May 9, 2011 at 2:55 pm

The rising demand for biofuel has led the WRG (Waste Recycling Group) to come up with a novel way to produce its own. The group has just announced that it will be planting biofuel crops on land that was formerly being used as landfill sites.

Biofuel is being suggested as one of the solutions to global warming because it is carbon neutral – the carbon it uses to grow is then used up in the fuel, so no extra carbon gets released into the atmosphere.

The WRG has now begun to plant the biofuel crops on a total of 14 landfill sites across England, and it will harvest these once a year and sell them to Drax Power Station in Selby where they will be converted into biomass fuel.

The group carried out a test project on three hectares of land at Breighton landfill site which is located in Yorkshire.

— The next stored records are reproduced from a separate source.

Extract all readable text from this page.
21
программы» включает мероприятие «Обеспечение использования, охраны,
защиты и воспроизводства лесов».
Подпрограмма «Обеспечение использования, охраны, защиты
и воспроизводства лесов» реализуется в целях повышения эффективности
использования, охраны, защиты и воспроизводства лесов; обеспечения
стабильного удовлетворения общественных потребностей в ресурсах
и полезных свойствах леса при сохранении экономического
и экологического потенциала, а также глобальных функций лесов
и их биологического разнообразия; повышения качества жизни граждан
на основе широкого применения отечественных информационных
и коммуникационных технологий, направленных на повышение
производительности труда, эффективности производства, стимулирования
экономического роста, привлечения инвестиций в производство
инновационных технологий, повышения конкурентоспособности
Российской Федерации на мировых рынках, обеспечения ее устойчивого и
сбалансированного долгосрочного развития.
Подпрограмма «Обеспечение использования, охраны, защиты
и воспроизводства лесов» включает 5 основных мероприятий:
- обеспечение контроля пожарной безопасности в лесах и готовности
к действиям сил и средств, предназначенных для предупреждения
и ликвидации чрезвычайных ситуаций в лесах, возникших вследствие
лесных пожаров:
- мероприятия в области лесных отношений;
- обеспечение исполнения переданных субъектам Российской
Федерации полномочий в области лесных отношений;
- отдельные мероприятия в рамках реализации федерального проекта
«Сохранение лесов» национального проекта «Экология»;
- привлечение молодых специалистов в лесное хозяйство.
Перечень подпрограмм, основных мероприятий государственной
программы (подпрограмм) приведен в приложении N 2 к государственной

The success of this test project has led it to expand the project to 100 hectares on numerous sites.

It will be growing a combination of SRC (short rotation coppice) and miscanthus grass on the old landfill sites. It will take three years before they can first be harvested, but after that the crops will produce eight to 12 tonnes per hectare each year.

Miscanthus grass is a high-yielding crop which grows very quickly even in bad quality soil. Once planted it keeps on returning each year for up to 30 years, making it ideal for growing on the old landfill sites. Funding for the project is coming from Natural England.

The senior restoration and energy crop manager at WRT, Mark Pailing, called the project an “exciting development”.